Pretrained language models have shown promise in analysing nucleotide sequences, yet a versatile model excelling across diverse tasks with a single pretrained weight set remains elusive. Here we introduce RNAErnie, an RNA-focused pretrained model built upon the transformer architecture, employing two simple yet effective strategies. First, RNAErnie enhances pretraining by incorporating RNA motifs as biological priors and introducing motif-level random masking in addition to masked language modelling at base/subsequence levels. It also tokenizes RNA types (for example, miRNA, lnRNA) as stop words, appending them to sequences during pretraining. Second, subject to out-of-distribution tasks with RNA sequences not seen during the pretraining phase, RNAErnie proposes a type-guided fine-tuning strategy that first predicts possible RNA types using an RNA sequence and then appends the predicted type to the tail of sequence to refine feature embedding in a post hoc way. Our extensive evaluation across seven datasets and five tasks demonstrates the superiority of RNAErnie in both supervised and unsupervised learning.

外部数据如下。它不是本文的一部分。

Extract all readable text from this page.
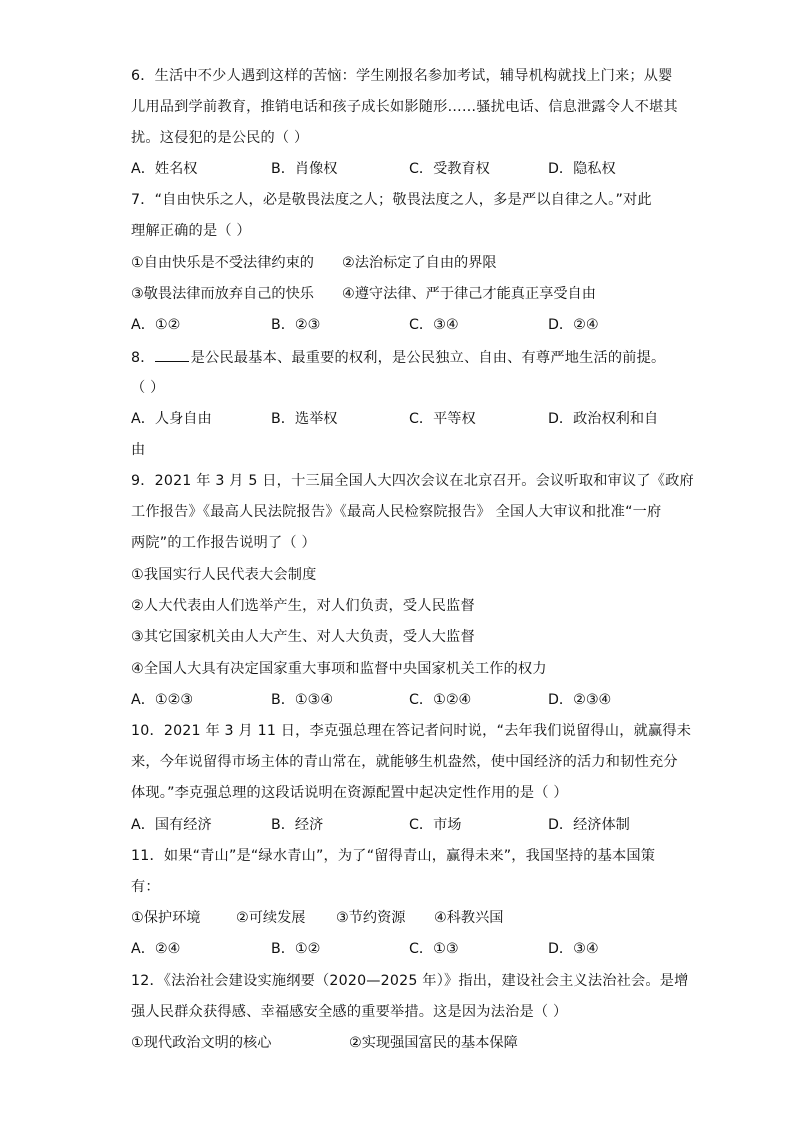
6．生活中不少人遇到这样的苦恼：学生刚报名参加考试，辅导机构就找上门来；从婴
儿用品到学前教育，推销电话和孩子成长如影随形……骚扰电话、信息泄露令人不堪其
扰。这侵犯的是公民的（ ）
A．姓名权	B．肖像权	C．受教育权	D．隐私权
7．“自由快乐之人，必是敬畏法度之人；敬畏法度之人，多是严以自律之人。”对此
理解正确的是（ ）
①自由快乐是不受法律约束的 ②法治标定了自由的界限
③敬畏法律而放弃自己的快乐 ④遵守法律、严于律己才能真正享受自由
A．①②	B．②③	C．③④	D．②④
8．	是公民最基本、最重要的权利，是公民独立、自由、有尊严地生活的前提。
（ ）
A．人身自由	B．选举权	C．平等权	D．政治权利和自
由
9．2021 年 3 月 5 日，十三届全国人大四次会议在北京召开。会议听取和审议了《政府
工作报告》《最高人民法院报告》《最高人民检察院报告》 全国人大审议和批准“一府
两院”的工作报告说明了（ ）
①我国实行人民代表大会制度
②人大代表由人们选举产生，对人们负责，受人民监督
③其它国家机关由人大产生、对人大负责，受人大监督
④全国人大具有决定国家重大事项和监督中央国家机关工作的权力
A．①②③	B．①③④	C．①②④	D．②③④
10．2021 年 3 月 11 日，李克强总理在答记者问时说，“去年我们说留得山，就赢得未
来，今年说留得市场主体的青山常在，就能够生机盎然，使中国经济的活力和韧性充分
体现。”李克强总理的这段话说明在资源配置中起决定性作用的是（ ）
A．国有经济	B．经济	C．市场	D．经济体制
11．如果“青山”是“绿水青山”，为了“留得青山，赢得未来”，我国坚持的基本国策
有：
①保护环境	②可续发展 ③节约资源 ④科教兴国
A．②④	B．①②	C．①③	D．③④
12．《法治社会建设实施纲要（2020—2025 年）》指出，建设社会主义法治社会。是增
强人民群众获得感、幸福感安全感的重要举措。这是因为法治是（ ）
①现代政治文明的核心	②实现强国富民的基本保障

It surpasses baselines with up to 1.8% higher accuracy in classification, 2.2% greater accuracy in interaction prediction and 3.3% improved F1 score in structure prediction, showcasing its robustness and adaptability with a unified pretrained foundation. Despite the existence of various pretrained language models for nucleotide sequence analysis, achieving good performance on a broad range of downstream tasks using a single model is challenging. Wang and colleagues develop a pretrained language model specifically optimized for RNA sequence analysis and show that it can outperform state-of-the-art methods in a diverse set of downstream tasks.

求助全文

通过发布文献求助，成功后即可免费获取论文全文。去求助

来源期刊

Nature Machine Intelligence Multiple-

CiteScore

36.90

自引率

2.10%

发文量

127

期刊介绍： Nature Machine Intelligence is a distinguished publication that presents original research and reviews on various topics in machine learning, robotics, and AI. Our focus extends beyond these fields, exploring their profound impact on other scientific disciplines, as well as societal and industrial aspects. We recognize limitless possibilities wherein machine intelligence can augment human capabilities and knowledge in domains like scientific exploration, healthcare, medical diagnostics, and the creation of safe and sustainable cities, transportation, and agriculture. Simultaneously, we acknowledge the emergence of ethical, social, and legal concerns due to the rapid pace of advancements. To foster interdisciplinary discussions on these far-reaching implications, Nature Machine Intelligence serves as a platform for dialogue facilitated through Comments, News Features, News & Views articles, and Correspondence. Our goal is to encourage a comprehensive examination of these subjects. Similar to all Nature-branded journals, Nature Machine Intelligence operates under the guidance of a team of skilled editors. We adhere to a fair and rigorous peer-review process, ensuring high standards of copy-editing and production, swift publication, and editorial independence.